Edwards, the wife of Springfield Ward 1 Ald. Frank Edwards, was named to the post by the county board in 2011 after top county officials, including county board chairman Andy Van Meter, sheriff Neil Williamson and state’s attorney John Milhiser urged Boone to resign. Boone’s critics said that the public had lost confidence in the office after a series of blunders by Boone, especially her handling of the 2008 death of Anakin Credit, a toddler the coroner said died of natural causes. The case was reopened by the state Department of Children and Family Services based on suspicions of child abuse, and the boyfriend of Credit’s mother is now facing murder charges.
When Edwards took over last summer, the coroner’s office operated largely on paper records. There was a Dictaphone on premises but no camera to document death scenes. Edwards, who remains an elected trustee on the board of Lincoln Land Community College, where she serves as the chair, says that she has computerized records and otherwise modernized the office so that she can easily track trends such as suicide and overdose rates, which are important public health issues.
Edwards dismissed any suggestion that her political connections, rather than her qualifications, put her in the coroner’s post.
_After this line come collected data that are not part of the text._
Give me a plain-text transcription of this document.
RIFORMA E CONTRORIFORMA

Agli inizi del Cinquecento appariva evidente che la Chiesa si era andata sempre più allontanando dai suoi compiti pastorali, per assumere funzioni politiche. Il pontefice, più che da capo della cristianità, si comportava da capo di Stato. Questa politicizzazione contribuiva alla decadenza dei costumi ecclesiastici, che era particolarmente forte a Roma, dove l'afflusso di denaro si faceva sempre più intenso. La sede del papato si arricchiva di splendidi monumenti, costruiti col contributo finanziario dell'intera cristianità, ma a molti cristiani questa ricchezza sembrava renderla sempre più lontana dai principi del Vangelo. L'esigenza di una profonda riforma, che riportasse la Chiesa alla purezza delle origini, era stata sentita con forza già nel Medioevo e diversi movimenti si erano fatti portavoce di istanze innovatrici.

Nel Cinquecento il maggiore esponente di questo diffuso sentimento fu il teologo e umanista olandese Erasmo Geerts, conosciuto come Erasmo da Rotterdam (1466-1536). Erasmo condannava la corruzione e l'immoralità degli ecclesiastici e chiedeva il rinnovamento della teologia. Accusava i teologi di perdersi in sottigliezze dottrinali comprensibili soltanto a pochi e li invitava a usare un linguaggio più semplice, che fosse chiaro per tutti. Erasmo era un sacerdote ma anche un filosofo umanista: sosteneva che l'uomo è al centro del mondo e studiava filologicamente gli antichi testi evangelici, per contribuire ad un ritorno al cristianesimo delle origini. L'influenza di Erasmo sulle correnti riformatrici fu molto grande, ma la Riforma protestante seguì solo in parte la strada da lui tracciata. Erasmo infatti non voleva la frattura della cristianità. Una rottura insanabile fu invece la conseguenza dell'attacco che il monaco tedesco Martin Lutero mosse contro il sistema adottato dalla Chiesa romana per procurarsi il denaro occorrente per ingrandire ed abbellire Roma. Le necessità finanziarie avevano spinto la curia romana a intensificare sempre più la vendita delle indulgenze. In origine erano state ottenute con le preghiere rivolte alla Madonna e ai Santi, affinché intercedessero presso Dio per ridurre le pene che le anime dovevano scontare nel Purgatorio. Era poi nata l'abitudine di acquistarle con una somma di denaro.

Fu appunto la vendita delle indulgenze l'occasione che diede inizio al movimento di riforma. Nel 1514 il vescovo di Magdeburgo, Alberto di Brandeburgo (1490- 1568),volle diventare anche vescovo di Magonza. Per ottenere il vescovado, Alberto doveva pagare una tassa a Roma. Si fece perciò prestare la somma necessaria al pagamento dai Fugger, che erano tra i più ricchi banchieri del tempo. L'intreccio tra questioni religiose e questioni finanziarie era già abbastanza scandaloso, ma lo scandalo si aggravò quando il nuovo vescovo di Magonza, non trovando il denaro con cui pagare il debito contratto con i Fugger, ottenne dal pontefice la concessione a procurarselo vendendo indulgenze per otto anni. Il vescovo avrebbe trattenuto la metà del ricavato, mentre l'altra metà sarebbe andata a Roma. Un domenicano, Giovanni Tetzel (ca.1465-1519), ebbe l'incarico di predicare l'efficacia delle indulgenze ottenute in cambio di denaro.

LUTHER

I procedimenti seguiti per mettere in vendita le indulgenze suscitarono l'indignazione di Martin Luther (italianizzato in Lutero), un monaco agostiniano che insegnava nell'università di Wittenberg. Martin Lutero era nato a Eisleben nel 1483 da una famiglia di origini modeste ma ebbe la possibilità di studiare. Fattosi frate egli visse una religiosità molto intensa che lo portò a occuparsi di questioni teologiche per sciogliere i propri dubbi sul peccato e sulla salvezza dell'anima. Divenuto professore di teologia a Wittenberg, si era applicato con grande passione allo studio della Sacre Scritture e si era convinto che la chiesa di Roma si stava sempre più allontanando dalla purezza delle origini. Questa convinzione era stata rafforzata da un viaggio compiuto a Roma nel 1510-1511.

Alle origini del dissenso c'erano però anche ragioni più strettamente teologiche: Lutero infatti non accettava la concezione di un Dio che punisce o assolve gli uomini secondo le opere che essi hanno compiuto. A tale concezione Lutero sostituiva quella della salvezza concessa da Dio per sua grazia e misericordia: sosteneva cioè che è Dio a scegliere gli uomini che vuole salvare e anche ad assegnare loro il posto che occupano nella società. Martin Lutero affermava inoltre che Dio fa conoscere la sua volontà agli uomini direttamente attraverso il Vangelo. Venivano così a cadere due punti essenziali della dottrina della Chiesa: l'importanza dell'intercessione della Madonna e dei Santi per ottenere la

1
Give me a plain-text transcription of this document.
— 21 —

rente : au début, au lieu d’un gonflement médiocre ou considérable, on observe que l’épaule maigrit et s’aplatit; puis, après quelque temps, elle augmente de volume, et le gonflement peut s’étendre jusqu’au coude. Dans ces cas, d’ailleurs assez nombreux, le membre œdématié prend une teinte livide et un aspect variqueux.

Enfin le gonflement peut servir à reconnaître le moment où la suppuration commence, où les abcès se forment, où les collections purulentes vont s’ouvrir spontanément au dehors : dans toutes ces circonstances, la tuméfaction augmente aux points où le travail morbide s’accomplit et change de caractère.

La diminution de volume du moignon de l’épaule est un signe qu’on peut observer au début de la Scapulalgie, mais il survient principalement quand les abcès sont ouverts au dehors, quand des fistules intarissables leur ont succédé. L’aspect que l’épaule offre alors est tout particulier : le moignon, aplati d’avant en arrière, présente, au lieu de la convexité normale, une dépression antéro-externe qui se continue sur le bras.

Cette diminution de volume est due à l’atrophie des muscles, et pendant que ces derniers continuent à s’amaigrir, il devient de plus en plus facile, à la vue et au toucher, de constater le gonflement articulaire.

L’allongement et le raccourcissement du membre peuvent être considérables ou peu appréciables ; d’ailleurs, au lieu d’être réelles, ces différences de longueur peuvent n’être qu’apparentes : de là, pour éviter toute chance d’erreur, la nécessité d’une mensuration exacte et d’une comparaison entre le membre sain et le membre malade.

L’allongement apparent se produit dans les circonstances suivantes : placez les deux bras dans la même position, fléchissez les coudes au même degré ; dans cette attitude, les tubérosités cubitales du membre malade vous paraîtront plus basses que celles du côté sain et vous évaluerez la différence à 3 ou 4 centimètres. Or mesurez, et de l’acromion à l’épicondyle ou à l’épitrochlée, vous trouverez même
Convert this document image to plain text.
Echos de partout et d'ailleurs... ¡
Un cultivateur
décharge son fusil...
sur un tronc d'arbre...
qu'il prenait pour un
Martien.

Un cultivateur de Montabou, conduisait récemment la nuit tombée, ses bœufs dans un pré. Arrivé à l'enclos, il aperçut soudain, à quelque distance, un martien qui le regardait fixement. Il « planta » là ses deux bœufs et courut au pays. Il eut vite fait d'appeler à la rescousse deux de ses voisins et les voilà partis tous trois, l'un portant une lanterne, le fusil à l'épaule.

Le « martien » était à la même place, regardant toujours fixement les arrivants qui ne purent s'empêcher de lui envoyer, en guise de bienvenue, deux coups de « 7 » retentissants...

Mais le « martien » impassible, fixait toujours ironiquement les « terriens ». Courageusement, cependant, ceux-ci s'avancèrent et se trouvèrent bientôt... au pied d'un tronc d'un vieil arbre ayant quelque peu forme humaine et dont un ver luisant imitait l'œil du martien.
“I think that’s totally untrue,” Edwards said. “I’ve turned around the coroner’s office, and we’re headed in the right direction and I’d like to continue on that.”
Tom Shafer, a perennial candidate for offices ranging from the Sangamon County board to the Springfield school board, got 43 percent of the vote running against Edwards in the Republican primary, a respectable showing that raised some political eyebrows.
“I think it tells you that I was so busy in this office turning this ship around I didn’t get out a lot,” Edwards said.
But Curry said the primary results demonstrate that the electorate isn’t comfortable with Edwards’ appointment.
“Republicans are not happy with the way the situation was handled,” said Curry, who owns a funeral home in Pawnee and is also executive director of the Mary Bryant Home for the Blind and Visually Impaired.
Curry ran for coroner in 1996 and was defeated by Boone. He said his experience as an administrator and as a funeral director qualifies him for the coroner’s post.
“Everything I do in my life is to serve other people,” Curry said. “I know how to deal with families. I know what they’re needing.”
Curry, who said last week that he hasn’t started raising money, has not filed any records of campaign contributions with the state board of elections. He said he believes that he will spend as much as $18,000.
Edwards had nearly $12,400 in her campaign fund as of June 30. Where the bulk of the money came from isn’t clear. Since the third quarter of last year, Edwards has raised $26,250, with $21,970 of that amount from sources that were not itemized in reports filed with the state board of elections.
Under state law, candidates are not required to itemize contributions of less than $150. Edwards said that sources of her campaign cash have not been itemized because they have come in chunks of less than $150.
“The majority of what I get in a coroner’s campaign is going to be smaller amounts,” Edwards said.